Richard’s companion sat in a wheelchair, paying no attention to Doug and me. Instead, he sat doodling on a stack of cocktail napkins. When I introduced myself and asked him wharonkovicst he was drawing he looked up and said, “The world, as it passes by.” His name was Ron Kovic, he told me, and when I asked him why he was in a wheelchair he said he’d been paralyzed by a bullet in the Vietnam War. “Maybe you’ve read the book I wrote,” he said. “It’s called Born on the Fourth of July.” Before I could tell him, no, I’ve not read it, but will as soon as I get to the library, he lowered his pen and went back to drawing the world as it passed by.

I turn onto the long private road leading to Doug’s address. The house he built is large and handsome, exactly as I’d expected. At my urging, Doug had applied to architecture school. I’d told him to follow his dream, but never imagined he actually would. A year after our first kiss he transferred to a design school an entire state away. We tried for a time to keep the connection, but, as with many distant romances, the relationship deliquesced into nonexistence.

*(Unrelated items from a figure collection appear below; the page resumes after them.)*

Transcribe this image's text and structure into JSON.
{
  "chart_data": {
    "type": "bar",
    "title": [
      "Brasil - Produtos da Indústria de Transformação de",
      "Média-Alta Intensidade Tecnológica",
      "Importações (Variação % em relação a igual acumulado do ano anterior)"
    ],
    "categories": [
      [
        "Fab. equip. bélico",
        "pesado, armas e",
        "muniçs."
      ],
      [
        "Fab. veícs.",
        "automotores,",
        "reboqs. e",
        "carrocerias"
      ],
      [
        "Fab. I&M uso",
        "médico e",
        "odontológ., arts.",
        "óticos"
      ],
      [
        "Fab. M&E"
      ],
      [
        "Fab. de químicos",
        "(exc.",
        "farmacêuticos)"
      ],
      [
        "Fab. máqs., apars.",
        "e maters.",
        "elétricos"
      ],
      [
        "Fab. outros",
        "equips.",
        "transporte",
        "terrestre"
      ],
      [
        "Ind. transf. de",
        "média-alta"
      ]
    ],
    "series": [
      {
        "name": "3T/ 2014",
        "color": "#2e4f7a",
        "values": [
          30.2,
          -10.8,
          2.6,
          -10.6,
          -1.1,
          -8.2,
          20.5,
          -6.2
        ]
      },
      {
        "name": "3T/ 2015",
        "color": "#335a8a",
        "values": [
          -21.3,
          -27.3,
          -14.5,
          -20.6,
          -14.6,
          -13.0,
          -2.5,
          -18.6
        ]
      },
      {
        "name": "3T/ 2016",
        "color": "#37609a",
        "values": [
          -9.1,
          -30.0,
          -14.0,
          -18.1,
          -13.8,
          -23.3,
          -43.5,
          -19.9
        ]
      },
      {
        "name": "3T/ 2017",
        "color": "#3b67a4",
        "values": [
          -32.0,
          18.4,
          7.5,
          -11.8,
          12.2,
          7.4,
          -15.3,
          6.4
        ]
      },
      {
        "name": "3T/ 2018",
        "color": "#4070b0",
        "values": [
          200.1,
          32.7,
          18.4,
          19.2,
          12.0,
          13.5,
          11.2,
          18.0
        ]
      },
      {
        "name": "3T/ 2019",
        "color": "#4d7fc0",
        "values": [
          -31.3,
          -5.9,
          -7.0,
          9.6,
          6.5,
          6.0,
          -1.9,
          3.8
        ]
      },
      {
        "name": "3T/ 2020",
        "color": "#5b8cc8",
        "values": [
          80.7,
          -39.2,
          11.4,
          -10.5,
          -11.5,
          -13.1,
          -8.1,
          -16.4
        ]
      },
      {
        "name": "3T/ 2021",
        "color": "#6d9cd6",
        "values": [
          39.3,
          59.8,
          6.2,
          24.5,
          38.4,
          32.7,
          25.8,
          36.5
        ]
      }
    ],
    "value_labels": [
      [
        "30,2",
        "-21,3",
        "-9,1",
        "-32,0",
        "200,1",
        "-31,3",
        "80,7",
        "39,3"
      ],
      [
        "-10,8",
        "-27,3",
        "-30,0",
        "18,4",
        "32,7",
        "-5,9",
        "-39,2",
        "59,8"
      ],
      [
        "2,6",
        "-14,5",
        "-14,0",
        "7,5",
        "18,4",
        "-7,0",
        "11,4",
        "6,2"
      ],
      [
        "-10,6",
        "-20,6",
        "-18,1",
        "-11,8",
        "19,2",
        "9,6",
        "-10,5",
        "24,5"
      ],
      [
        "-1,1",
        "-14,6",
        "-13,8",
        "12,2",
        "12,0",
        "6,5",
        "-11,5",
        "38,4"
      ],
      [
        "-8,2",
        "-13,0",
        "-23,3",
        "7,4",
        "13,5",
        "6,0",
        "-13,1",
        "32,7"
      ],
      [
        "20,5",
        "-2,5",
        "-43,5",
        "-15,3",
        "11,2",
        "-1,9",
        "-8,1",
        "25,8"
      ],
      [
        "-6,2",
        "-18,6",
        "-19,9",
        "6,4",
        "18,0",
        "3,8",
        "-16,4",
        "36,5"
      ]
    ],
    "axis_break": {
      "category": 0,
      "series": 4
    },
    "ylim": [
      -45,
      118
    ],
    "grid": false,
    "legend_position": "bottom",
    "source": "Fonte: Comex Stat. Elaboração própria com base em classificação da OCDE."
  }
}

Doug is walking toward the car and I’m still inside. He is lined and tanned, merely an older version of his old self. I step out, lick my lips and reach out my arms, but just as I am about to pull him into the long-imagined kiss, two tall young people rush out the front door. “These are my kids,” Doug says proudly before we get a chance to so much as hug. “They’ve been hearing me talk about you all these years and they really wanted to meet you.” I should feel flattered that I’ve remained a subject heading in his life history, but I am disappointed that I will not get to taste one of his sweet kisses again.

“Hey, you know, Amy is reading some of Richard Brautigan’s books,” he says while touring me around the large property.

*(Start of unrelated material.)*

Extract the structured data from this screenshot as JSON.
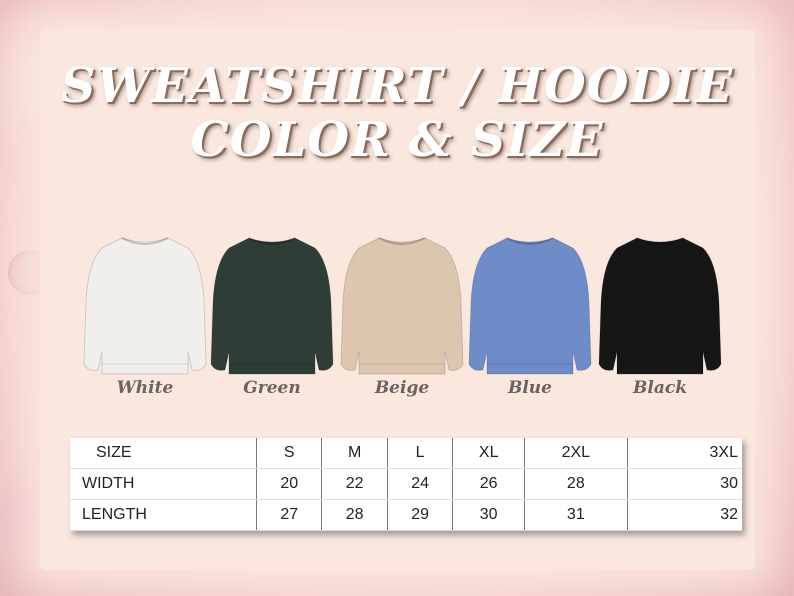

I nod approvingly at the girl, who has inherited her father’s clear blue eyes. I am about to say how tragic it was that Richard Brautigan shot himself in the head not long after Doug and I had dinner with him, but rather than sully the air with sadness, I say, “Did your father tell you how he saved my life?”“Only about a thousand times,” Doug’s son replies with a roll of his eyes, and suddenly they are both gone—off to do whatever teenagers do in the middle of a Saturday afternoon. Doug and I stand alone next to an enormous grape arbor.

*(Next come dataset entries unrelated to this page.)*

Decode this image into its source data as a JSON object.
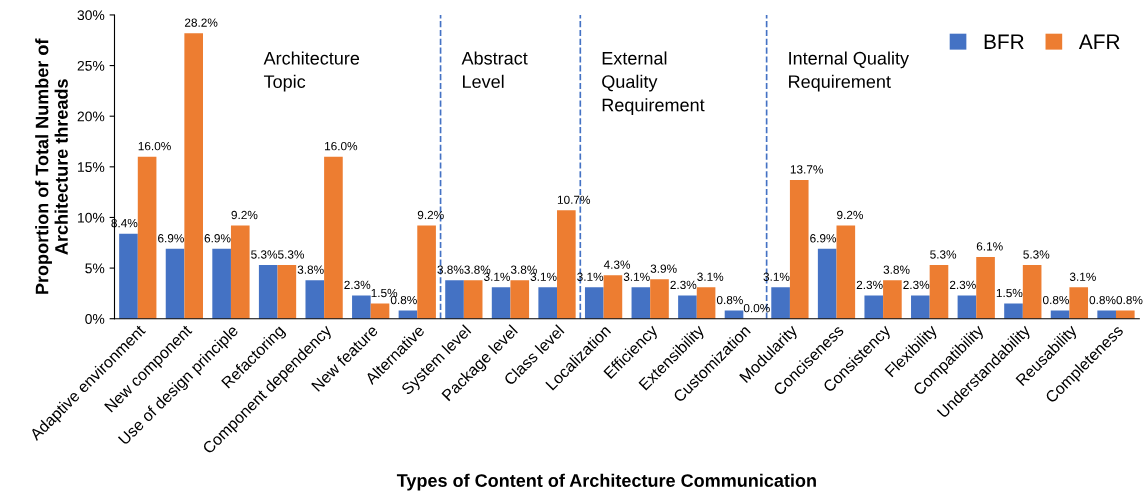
{
  "chart_data": {
    "type": "bar",
    "xlabel": "Types of Content of Architecture Communication",
    "ylabel": "Proportion of Total Number of\nArchitecture threads",
    "categories": [
      "Adaptive environment",
      "New component",
      "Use of design principle",
      "Refactoring",
      "Component dependency",
      "New feature",
      "Alternative",
      "System level",
      "Package level",
      "Class level",
      "Localization",
      "Efficiency",
      "Extensibility",
      "Customization",
      "Modularity",
      "Conciseness",
      "Consistency",
      "Flexibility",
      "Compatibility",
      "Understandability",
      "Reusability",
      "Completeness"
    ],
    "series": [
      {
        "name": "BFR",
        "color": "#4472c4",
        "values": [
          8.4,
          6.9,
          6.9,
          5.3,
          3.8,
          2.3,
          0.8,
          3.8,
          3.1,
          3.1,
          3.1,
          3.1,
          2.3,
          0.8,
          3.1,
          6.9,
          2.3,
          2.3,
          2.3,
          1.5,
          0.8,
          0.8
        ],
        "value_labels": [
          "8.4%",
          "6.9%",
          "6.9%",
          "5.3%",
          "3.8%",
          "2.3%",
          "0.8%",
          "3.8%",
          "3.1%",
          "3.1%",
          "3.1%",
          "3.1%",
          "2.3%",
          "0.8%",
          "3.1%",
          "6.9%",
          "2.3%",
          "2.3%",
          "2.3%",
          "1.5%",
          "0.8%",
          "0.8%"
        ]
      },
      {
        "name": "AFR",
        "color": "#ed7d31",
        "values": [
          16.0,
          28.2,
          9.2,
          5.3,
          16.0,
          1.5,
          9.2,
          3.8,
          3.8,
          10.7,
          4.3,
          3.9,
          3.1,
          0.0,
          13.7,
          9.2,
          3.8,
          5.3,
          6.1,
          5.3,
          3.1,
          0.8
        ],
        "value_labels": [
          "16.0%",
          "28.2%",
          "9.2%",
          "5.3%",
          "16.0%",
          "1.5%",
          "9.2%",
          "3.8%",
          "3.8%",
          "10.7%",
          "4.3%",
          "3.9%",
          "3.1%",
          "0.0%",
          "13.7%",
          "9.2%",
          "3.8%",
          "5.3%",
          "6.1%",
          "5.3%",
          "3.1%",
          "0.8%"
        ]
      }
    ],
    "ylim": [
      0,
      30
    ],
    "yticks": [
      {
        "value": 0,
        "label": "0%"
      },
      {
        "value": 5,
        "label": "5%"
      },
      {
        "value": 10,
        "label": "10%"
      },
      {
        "value": 15,
        "label": "15%"
      },
      {
        "value": 20,
        "label": "20%"
      },
      {
        "value": 25,
        "label": "25%"
      },
      {
        "value": 30,
        "label": "30%"
      }
    ],
    "annotations": [
      "Architecture\nTopic",
      "Abstract\nLevel",
      "External\nQuality\nRequirement",
      "Internal Quality\nRequirement"
    ],
    "grid": false,
    "legend": "top right"
  }
}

“I still have that cocktail napkin with the doodle that guy Ron did of you.”

“Cool.”

“Did you ever see the movie they made about him?”

“Yeah. Tom Cruise looked nothing like him.” I look around and wonder if the coast is clear enough for a kiss. “Hey. I want to you thank you for a great time,” I say referring not to the present moment, but to our short time together.

“You’re welcome. That was the best year of my life you know.”

“You’re lying. You’ve had a great life.” If he is telling the truth then I want him to add that he’s not in love with his wife and that we should give it another try. Sure, I love my husband, but a do-over with Doug?

As desperately as I want to be, I know I’m no longer that twenty-year-old in his arms who wanted to inhabit the promise of the long road ahead of me, never thinking that one day I’d look back from another life at what we’d been. There are still dangers for me in love, and I want him to take my hand and lead me away from the inexorable surety of love’s death.

But there is no do-over.

Instead, Doug yanks a huge black grape from the arbor and slides it slowly, sentimentally, into my mouth. It’s as close to a fruit-scented kiss as I’m going to get. And for that I am, mostly, grateful.